What Kids Learn From This Experiment
The walking water experiment quietly delivers a surprising amount of real scientific content:
Capillary action is directly relevant to understanding how plants absorb water, how towels dry dishes, how ink spreads on paper, and even how the human body moves fluids through certain tissues. It’s not an obscure concept — it shows up everywhere once you know to look for it.
Cohesion and adhesion are two of the fundamental properties of water that appear in virtually every elementary and middle school science curriculum. Seeing them in action makes the abstract definition stick.
Color theory and mixing get a chemistry twist here. Kids learn that red and yellow make orange not just as an art rule, but as a physical, observable process happening in real time in a cup in front of them.
Patience and observation — arguably the most underrated scientific skills — are built naturally into an experiment where the most interesting results take an hour or two to develop.
Quick Troubleshooting Guide
| Problem | Most Likely Cause | Fix |
|---|---|---|
| Water isn’t moving after 20 minutes | Paper towel end not submerged | Push ends deeper into the water |
| Water stops halfway up the bridge | Paper towel strip too dry or thin | Use a thicker fold or double up the strip |
| Middle cups are turning brown, not a clean color | Too many colors mixed at once | Use less paper towel overlap or reset with fresh water |
| Colors are too faint to see mixing | Not enough food coloring used | Add 10–15 drops minimum per cup |
| One side is filling faster than the other | Unequal water levels in starting cups | Use a measuring cup to ensure equal starting volumes |
FAQ
How long does the walking water experiment take to complete? The first signs of water movement usually appear within fifteen to thirty minutes, but the full effect — with the middle cups filling and showing mixed colors — takes between one and two hours depending on temperature, paper towel quality, and water level.
Can you use liquids other than water? You can experiment with other water-based liquids like diluted juice or very weak saltwater, though salt water moves slightly slower due to its higher density. Avoid thick liquids like oil or syrup — they won’t work because their molecules don’t form the hydrogen bonds that make capillary action possible.
Does the color in the original cups run out? Yes, eventually. Over several hours, the water level in the starting cups will drop as water migrates into the empty cups. This is a great observation point — the rate at which the original cup empties tells you something about the speed of capillary flow.

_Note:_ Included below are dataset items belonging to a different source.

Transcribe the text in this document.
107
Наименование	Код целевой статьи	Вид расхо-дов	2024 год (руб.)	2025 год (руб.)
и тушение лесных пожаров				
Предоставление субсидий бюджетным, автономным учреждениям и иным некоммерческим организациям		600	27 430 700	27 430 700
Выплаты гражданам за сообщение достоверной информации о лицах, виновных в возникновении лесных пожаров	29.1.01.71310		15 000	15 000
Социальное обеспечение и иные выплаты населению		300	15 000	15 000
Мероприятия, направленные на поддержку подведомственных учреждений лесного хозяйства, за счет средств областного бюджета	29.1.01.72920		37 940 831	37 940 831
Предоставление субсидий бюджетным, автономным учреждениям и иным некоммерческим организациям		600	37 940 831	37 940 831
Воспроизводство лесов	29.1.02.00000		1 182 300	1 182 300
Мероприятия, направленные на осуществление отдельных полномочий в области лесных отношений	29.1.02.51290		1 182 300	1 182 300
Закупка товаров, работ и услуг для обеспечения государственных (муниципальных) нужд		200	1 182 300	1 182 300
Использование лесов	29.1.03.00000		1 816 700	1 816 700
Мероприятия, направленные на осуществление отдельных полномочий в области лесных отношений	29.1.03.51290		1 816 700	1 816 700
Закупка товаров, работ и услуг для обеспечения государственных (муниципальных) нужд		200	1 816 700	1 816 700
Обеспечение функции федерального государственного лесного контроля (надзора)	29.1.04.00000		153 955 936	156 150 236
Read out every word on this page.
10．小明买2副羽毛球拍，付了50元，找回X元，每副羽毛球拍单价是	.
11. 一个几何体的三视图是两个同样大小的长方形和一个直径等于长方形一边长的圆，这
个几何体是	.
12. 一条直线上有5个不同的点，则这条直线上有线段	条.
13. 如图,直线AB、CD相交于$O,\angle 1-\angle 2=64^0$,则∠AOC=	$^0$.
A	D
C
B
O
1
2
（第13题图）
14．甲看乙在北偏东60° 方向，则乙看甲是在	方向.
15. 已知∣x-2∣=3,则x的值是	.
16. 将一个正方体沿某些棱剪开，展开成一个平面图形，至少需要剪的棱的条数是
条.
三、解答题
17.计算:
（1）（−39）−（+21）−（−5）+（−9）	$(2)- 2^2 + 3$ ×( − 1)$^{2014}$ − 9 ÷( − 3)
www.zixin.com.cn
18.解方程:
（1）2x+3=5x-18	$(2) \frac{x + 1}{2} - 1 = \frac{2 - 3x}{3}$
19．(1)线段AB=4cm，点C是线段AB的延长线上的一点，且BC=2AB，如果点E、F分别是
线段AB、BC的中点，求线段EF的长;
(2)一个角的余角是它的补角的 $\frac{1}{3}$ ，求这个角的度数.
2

Is this experiment safe for very young children? Completely. There are no heat sources, no chemicals, and no sharp tools involved. Even a three or four year old can participate in filling the cups and adding food coloring drops, making it one of the most genuinely inclusive science activities available.
Conclusion
The walking water experiment earns its place as a kitchen science classic because it delivers on every level: it’s visually dramatic, scientifically meaningful, completely safe, and costs almost nothing to set up. The key is taking the setup seriously — submerge those paper towel ends, use bold food coloring, and match your water levels. Do those three things, and you won’t be watching a slow, underwhelming trickle. You’ll be watching a color wheel build itself, one cup at a time, powered by nothing but the remarkable chemistry of water molecules doing what they’ve always done.